Keyword [Batch SGM] [Feature Regularization]

Hariharan B, Girshick R. Low-shot visual recognition by shrinking and hallucinating features[C]//Proceedings of the IEEE International Conference on Computer Vision. 2017: 3018-3027.

1. Overview

1.1. Motivation

The transformation between two samples among the same category (base class), can be apply to few samples among the same category (novel class) to hallucinate more samples.

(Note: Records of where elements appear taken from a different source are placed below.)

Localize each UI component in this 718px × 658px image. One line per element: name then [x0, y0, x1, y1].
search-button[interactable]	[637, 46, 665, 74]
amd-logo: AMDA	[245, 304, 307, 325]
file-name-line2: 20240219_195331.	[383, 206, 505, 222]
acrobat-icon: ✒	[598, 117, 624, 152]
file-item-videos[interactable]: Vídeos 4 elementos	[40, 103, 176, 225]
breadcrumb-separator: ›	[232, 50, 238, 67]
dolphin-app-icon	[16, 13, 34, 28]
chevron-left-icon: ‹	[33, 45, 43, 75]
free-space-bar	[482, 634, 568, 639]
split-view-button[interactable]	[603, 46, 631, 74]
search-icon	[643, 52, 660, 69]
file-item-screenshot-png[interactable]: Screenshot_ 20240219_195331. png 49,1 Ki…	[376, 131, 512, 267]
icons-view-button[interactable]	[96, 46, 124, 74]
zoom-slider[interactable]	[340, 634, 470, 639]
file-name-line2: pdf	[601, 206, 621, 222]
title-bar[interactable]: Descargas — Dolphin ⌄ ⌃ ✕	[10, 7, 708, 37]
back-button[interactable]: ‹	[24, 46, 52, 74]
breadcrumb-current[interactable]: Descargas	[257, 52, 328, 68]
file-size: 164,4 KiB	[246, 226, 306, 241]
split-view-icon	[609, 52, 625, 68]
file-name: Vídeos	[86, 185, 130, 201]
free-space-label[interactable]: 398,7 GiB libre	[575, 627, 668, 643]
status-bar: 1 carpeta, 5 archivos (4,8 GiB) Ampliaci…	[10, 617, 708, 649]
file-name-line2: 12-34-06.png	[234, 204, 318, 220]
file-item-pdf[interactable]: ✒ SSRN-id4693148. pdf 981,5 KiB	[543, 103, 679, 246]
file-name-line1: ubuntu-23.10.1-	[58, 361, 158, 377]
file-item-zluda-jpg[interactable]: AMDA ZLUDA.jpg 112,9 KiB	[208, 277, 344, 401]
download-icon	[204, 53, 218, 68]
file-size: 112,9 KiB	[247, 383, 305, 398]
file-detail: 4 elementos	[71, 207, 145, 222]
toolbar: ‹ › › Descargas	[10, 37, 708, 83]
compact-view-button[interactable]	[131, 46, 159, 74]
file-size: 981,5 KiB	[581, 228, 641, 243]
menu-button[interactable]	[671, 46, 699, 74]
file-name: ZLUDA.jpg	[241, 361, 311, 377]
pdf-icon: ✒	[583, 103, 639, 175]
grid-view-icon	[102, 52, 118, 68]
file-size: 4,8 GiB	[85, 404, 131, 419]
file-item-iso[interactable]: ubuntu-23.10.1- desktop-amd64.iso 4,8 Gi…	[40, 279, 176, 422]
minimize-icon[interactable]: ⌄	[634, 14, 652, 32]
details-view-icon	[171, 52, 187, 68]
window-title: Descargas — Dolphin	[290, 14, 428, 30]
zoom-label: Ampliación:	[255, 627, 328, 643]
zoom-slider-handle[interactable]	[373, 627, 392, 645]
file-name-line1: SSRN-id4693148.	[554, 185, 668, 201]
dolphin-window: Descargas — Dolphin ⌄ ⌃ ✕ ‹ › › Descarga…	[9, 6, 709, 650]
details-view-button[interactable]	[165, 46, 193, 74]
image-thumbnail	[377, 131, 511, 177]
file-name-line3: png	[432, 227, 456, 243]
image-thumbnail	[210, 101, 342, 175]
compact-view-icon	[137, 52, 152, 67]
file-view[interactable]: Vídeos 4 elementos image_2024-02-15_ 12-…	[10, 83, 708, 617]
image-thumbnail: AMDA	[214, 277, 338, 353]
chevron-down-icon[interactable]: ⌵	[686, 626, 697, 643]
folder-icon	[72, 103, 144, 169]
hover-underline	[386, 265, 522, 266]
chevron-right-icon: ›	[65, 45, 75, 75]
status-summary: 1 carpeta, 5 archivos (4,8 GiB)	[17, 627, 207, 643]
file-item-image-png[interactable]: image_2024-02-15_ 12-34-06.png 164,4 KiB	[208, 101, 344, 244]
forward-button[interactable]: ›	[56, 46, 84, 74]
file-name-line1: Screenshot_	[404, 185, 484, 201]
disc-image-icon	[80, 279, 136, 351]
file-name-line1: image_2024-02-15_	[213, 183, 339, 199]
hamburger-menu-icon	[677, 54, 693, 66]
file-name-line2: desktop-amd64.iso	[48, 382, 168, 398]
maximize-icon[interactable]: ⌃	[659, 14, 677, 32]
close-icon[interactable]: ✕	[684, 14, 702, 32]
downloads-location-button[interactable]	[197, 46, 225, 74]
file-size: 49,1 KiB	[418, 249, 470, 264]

In this paper, it proposes

Feature representation regularization techniques.
Hallucinate additional training exmaples for data-starved classes.

1.2. Procedure

1) Representation Learning (training phase one)
2) Low-shot learning (training phase two)
3) Testing

2. Details

2.1. Hallucination

1) Any two exmaplses $z_1$ and $z_2$ belonging to the same category represent a plausible transformation.
2) Given a novel category example $x$, apply to $x$ the transformation that sent $z_1$ to $z_2$.
3) By doing this, train function $G([\phi (x), \phi (z_1), \phi (z_2)])$ which output hallucinated feature vertor. ($\phi$ is feature extractor. And use MLP with 3 FC for $G$)

Steps
1) Cluster feature vectors ($\phi (z)$) of exmaples in each base category into a fixed number of cluster (100).
2) For each pair of centroids $c_1^a, c_2^a$ in one category $a$, search for another pair of centroids $c_1^b, c_2^b$ form another category $b$. Such that the cosine distance between $c_1^a-c_2^a$ and $c_1^b-c_2^b$ is minimized.
3) Collect all such quadruplets $(c_1^a, c_2^a, c_1^b, c_2^b)$ with cosine similarity greater than zero into a dataset $D_G$.
4) To train $G$, feed $(c_1^a, c_1^b, c_2^b)$ to $G$, then $\hat{c}_2^a=G([c_1^a, c_1^b, c_2^b])$. And minimize $\lambda L_{mse}(\hat{c}_2^a, c_2^a) + L_{cls}(W, \hat{c}_2^a, a)$

2.2. Feature Representaion Regularization

1) When learning classifier and feature extractor jointly, the feature extractor choose to encode less discriminative information in the feature vector, because the classifier can learn to ignore this information.
2) When learning new classifier in the low-show space, the learner will not have enough data to identify discriminative features for the unseen classes form its representation.
3) Minimizing the norm of the feature activations might limit what the learner can encode into the features, and thus force it to only encode useful information.